I do my best to take good care of my children... but I am not the best example of attentiveness on planet earth.  And tonight, I had a rare chance - without children tugging on my jeans and clamoring for my attention - to enjoy a worship service at my church.  I was basking in the love and kindness of God and it occurred to me that although he has a planet-full of people to attend to, He never says "I'm busy right now... You'll have to wait for my attention."  God is supernatural... He is God.... and His attention never wanes and He does not grow weary with our requests.  Ps. 55:17 in the Message says: "At dusk, dawn, and noon I sigh deep sighs - he hears, he rescues." and Psalm 34:15 (NIV) says:
"The eyes of the LORD are on the righteous and his ears are attentive to their cry".

I take heart in a God who is not limited by human nature and abilities.  He isn't worn out, too busy or too stressed out to listen to me - whether I'm asking for help or simply rejoicing and giving thanks.  I can only hope that as I experience and absorb the goodness and character of God, that I will display more of His attributes as I care for the little lives with whom He has entrusted me.


Tuesday, March 27, 2012

The Calm in the Storm

The dishwasher is broken.
But I kind of find the hot, sudsy water soothing and my hands find joy in the simple task of scrubbing, swishing, and rinsing.

Later in the day, I'm relishing in the glory of a steamy, long shower (the only space that guarantees privacy) and I'm enjoying the fact that kids are cooperating and not banging on the door and disturbing my solitude.  The next minute, I find myself in the opened front doorway, dripping wet and wrapped in a towel, YELLING down the street at my children (namely my four year old) who headed out for an impromptu walk.

My life seems kind of bipolar... up and down; like a teeter totter.  Praises and joy on my lips one second, panic and frustration blurted out the very next moment.
And the greatest manifestation of peace comes in an unexpected place: waiting in the van for my little girls as they attend a monthly group piano lesson.  They told me that some of the other moms would be inside, drinking tea and socializing.  I told them I'd rather be alone... quiet, reading, thinking...

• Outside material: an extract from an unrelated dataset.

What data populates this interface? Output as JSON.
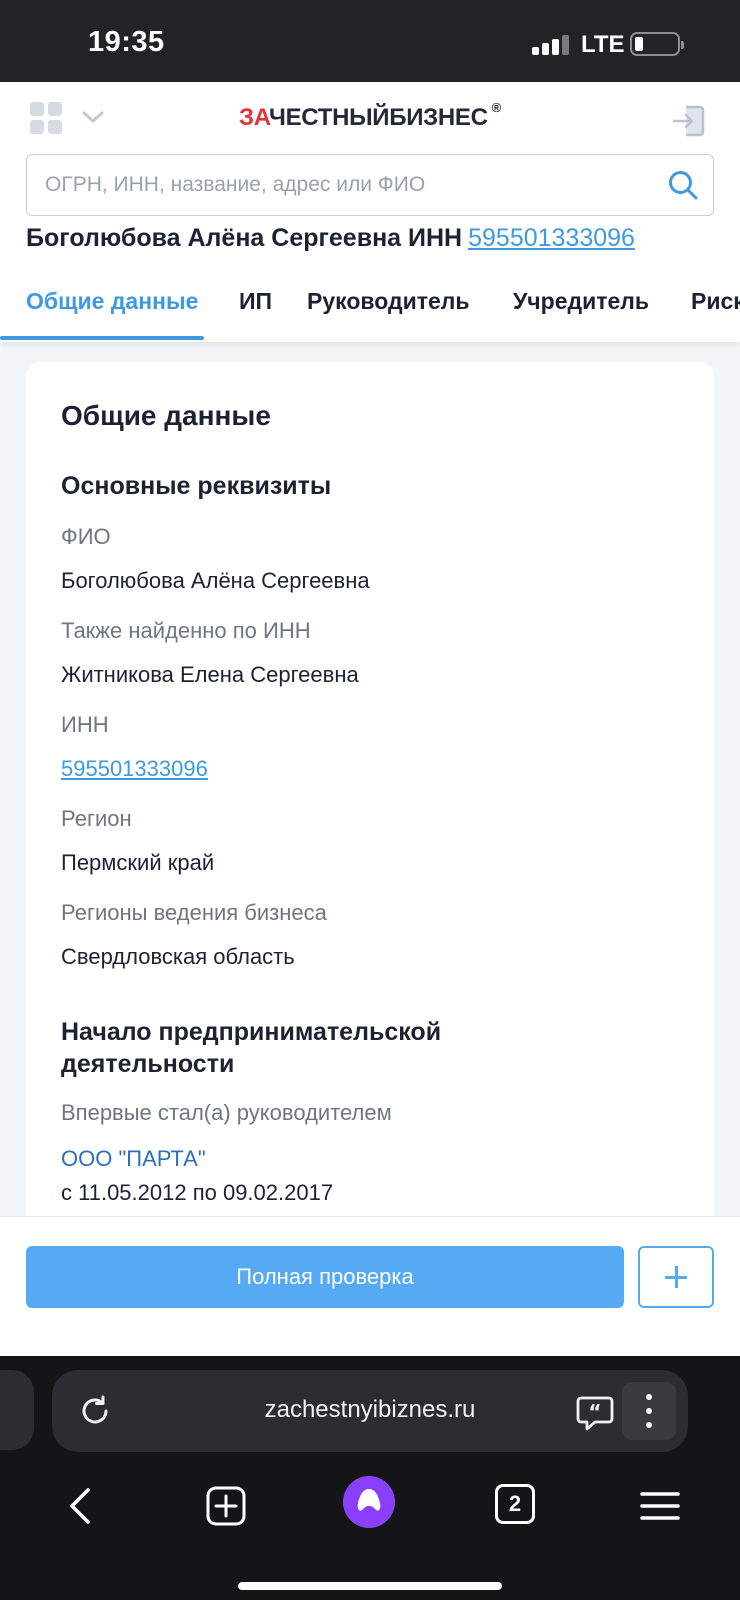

So I sat in the van, with absolutely no urge to turn on the radio or look at my smart-phone.  There was no need to fill the space with activity, information; noise.  Instead I sat, breathed deep and stared out a cracked windshield as the gentle rain blurred my view.

He comes in the calm.  He breathes life in the stillness.

The pitter patter of raindrops were a musical balm to my over-worked, stressed and over-stimulated emotions.  Not even the most poetic melody or stirring symphony could have been a sweeter sound to my ears.  He played His love song to me, a simple reminder: I AM.

No matter the busyness, trials or worries; if I'm up one moment and down the next - it really doesn't matter. 

He finds me when I hide from the rest of the world.

Drops of water for a thirsty, parched soul.